Il broccolo di Torbole protagonista tra lo zafferano dell'Iran e il broccoletto di Custoza, la rassegna dell'Alleanza Slow Food: "Simbolo dell'agricoltura legata al territorio"
Cinque serate in altrettante osterie delle valli del Trentino con protagonista il broccolo di Torbole. La rassegna dell'Alleanza Slow Food: "L'obiettivo è valorizzare le filiere locali, sostenere le comunità del cibo e promuovere una cultura gastronomica consapevole"

TRENTO. Una rassegna di cinque serate con il broccolo di Torbole protagonista assoluto dei piatti proposti da cinque osterie nelle diverse valli del Trentino. Un'interpretazione della brassicacea gardesana, insieme a produttori e vignaioli.
"Il broccolo di Torbole è un ortaggio unico, coltivato nei mesi invernali in una stretta fascia di terra a ridosso del lago di Garda, grazie a un microclima particolare generato dai venti, in particolare dal Pelèr, che mitigano le temperature e impediscono la formazione del gelo", commenta Paolo Betti, coordinatore in Trentino. "Salvato dalla scomparsa e valorizzato dalla comunità locale, oggi è Presìdio Slow Food e simbolo di un’agricoltura profondamente legata al territorio. Per noi cuochi proporlo nei nostri menu è la modalità attraverso la quale contribuiamo alla sua conoscenza presso i cittadini, garantendo così il proseguo dell’impegno delle aziende agricole che lo coltivano".

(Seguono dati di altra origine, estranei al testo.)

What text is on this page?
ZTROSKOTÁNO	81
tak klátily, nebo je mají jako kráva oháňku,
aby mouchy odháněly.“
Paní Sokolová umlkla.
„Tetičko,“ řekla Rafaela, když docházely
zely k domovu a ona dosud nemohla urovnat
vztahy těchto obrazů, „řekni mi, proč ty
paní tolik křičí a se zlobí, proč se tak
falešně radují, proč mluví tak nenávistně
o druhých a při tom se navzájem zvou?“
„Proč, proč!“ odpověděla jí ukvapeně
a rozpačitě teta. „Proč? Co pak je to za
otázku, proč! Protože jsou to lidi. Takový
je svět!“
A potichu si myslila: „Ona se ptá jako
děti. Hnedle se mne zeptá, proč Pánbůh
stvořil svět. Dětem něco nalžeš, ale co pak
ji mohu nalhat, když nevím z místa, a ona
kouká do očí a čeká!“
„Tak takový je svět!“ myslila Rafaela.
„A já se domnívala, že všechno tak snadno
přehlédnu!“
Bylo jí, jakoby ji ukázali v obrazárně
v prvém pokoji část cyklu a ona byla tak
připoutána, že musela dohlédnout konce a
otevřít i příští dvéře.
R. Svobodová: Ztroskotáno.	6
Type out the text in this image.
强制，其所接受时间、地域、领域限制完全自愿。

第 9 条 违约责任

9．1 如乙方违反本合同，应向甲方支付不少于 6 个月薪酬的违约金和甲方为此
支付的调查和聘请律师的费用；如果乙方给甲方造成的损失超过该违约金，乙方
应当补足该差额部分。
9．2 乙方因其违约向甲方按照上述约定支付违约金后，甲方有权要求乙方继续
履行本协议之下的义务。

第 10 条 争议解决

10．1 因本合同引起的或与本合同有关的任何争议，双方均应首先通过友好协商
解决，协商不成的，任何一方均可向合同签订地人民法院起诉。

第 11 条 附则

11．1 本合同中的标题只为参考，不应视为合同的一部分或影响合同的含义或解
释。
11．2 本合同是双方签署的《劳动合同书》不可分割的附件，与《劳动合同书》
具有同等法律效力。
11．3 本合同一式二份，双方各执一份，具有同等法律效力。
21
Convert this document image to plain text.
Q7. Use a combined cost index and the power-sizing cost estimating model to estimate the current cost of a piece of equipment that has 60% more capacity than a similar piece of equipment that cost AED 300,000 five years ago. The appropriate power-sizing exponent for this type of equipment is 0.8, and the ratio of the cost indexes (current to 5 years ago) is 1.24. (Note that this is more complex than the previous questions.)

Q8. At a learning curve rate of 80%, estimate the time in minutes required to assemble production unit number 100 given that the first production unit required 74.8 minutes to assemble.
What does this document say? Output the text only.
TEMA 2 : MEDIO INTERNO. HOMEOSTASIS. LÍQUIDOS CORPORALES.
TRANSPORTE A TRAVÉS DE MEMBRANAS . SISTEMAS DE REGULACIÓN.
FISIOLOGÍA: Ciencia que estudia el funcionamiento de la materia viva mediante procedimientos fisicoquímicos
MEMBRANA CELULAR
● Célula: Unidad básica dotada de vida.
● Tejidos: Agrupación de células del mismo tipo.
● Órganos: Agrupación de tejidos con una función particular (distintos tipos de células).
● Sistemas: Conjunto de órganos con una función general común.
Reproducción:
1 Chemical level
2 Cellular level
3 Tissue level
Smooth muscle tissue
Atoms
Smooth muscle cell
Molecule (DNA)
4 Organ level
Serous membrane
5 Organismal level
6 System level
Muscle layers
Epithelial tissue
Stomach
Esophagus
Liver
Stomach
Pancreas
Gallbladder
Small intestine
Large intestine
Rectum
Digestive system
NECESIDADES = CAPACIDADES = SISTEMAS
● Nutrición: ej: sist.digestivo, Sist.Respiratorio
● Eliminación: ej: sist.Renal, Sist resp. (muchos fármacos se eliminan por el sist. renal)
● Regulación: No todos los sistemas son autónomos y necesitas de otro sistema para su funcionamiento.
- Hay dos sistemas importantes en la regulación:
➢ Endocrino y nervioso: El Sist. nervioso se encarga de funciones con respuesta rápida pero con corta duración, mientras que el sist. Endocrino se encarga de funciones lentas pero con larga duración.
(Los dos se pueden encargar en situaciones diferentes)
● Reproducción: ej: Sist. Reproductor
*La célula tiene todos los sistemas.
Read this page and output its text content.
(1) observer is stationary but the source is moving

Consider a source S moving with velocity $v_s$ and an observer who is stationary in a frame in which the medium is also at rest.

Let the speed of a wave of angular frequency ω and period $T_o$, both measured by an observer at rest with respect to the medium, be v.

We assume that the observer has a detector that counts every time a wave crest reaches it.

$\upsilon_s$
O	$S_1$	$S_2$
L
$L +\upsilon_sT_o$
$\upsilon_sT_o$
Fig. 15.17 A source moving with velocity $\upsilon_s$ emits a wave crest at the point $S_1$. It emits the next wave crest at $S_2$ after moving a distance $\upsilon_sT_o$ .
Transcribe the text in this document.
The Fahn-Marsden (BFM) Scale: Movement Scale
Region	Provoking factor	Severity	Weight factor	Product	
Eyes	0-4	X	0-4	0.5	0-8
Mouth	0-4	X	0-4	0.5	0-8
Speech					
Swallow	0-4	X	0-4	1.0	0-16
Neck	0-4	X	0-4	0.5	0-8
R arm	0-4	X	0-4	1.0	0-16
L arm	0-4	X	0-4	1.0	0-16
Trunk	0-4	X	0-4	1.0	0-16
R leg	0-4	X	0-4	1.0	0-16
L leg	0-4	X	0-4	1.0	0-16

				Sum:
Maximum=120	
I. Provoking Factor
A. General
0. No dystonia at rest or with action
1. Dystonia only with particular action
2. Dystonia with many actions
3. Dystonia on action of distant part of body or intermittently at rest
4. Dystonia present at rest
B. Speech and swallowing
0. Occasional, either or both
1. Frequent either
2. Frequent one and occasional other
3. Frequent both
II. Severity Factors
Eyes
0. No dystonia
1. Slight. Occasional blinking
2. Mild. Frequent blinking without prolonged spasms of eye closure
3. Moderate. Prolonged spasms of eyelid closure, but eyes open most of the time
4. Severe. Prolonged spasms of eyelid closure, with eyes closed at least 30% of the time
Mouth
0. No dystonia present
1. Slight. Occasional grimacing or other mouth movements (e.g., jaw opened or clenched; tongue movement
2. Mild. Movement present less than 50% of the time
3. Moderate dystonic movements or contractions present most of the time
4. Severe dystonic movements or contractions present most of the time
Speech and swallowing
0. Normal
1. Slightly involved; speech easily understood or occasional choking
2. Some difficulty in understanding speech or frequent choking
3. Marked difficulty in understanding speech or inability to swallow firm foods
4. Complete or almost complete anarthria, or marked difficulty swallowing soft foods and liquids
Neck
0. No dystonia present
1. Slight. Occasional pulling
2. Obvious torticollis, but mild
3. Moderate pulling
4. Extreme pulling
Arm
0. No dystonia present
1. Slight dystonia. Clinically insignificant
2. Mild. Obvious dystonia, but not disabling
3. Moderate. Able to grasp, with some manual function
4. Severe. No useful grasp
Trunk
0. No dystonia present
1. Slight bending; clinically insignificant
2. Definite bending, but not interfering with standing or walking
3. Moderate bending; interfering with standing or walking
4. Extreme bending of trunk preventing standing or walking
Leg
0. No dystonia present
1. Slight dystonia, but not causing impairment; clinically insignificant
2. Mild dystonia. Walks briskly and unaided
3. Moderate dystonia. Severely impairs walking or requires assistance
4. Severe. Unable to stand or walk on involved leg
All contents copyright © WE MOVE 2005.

Il progetto dell’Alleanza Slow Food si basa su un patto con i produttori di piccola scala e i cuochi, per sostenere il cibo buono, pulito e giusto dei territori e i produttori per tutelare la biodiversità e gli ecosistemi. Un impegno che si traduce in scelte quotidiane nelle cucine e in occasioni pubbliche di racconto e confronto. E' un’alleanza che diventa anche sinergia e collaborazione tra realtà diverse, e che dà origine a iniziative come la rassegna dedicata al Broccolo di Torbole, frutto della condivisione di un percorso comune.
A impegnarsi nella salvaguardia del Broccolo cinque realtà gardesane, le aziende agricole Luca Rigatti, Aldo Rosà, Matteo Briosi, Ghezzi e Planchenstainer, che si occupa della riproduzione dei semi.
Le cene vedono la presenza dei produttori del Presìdio, che accompagneranno i cuochi nel racconto di questo prodotto e del paesaggio agricolo che lo rende possibile. La rassegna è realizzata in collaborazione con i Vignaioli del Trentino con l'obiettivo di rafforzare il dialogo tra filiere agricole che condividono attenzione al territorio, qualità e sostenibilità.
Si inizia venerdì 23 gennaio al Ristorante Boivin di Levico Terme con la cucina di Riccardo Bosco. Si prosegue giovedì 29 gennaio all’Osteria 17 di Pergine, qui il broccolo di Torbole entrerà in dialogo anche con lo zafferano della Comunità Slow Food dei produttori e co-produttori di Qa’en in Iran. Alla serata prenderà parte infatti Ala Azadkia, portavoce della Comunità, che racconterà questa esperienza di cooperazione e solidarietà internazionale, in un momento particolarmente difficile per il popolo iraniano. "Un gesto che ribadisce come il cibo possa essere strumento di relazione, responsabilità e pace".
Sarà poi la volta di Casa de’ Gentili a Sanzeno in Val di Non, con la cucina di Ivano Nicolodi il 12 febbraio. La Locanda delle Tre Chiavi di Isera, con Sergio Valentini e Annarita di Nunno, si cimenterà con il broccolo di Torbole e il broccoletto di Custoza il 19 febbraio. A chiudere la rassegna, giovedì 26 febbraio, l’Osteria Storica Morelli di Canezza con i piatti del cuoco Fabio Ferro e le attenzioni in sala di Nicola Masa.
La rassegna si inserisce nel più ampio lavoro di Slow Food per valorizzare le filiere locali, sostenere le comunità del cibo e promuovere una cultura gastronomica consapevole, capace di tenere insieme territorio, ambiente e dimensione sociale.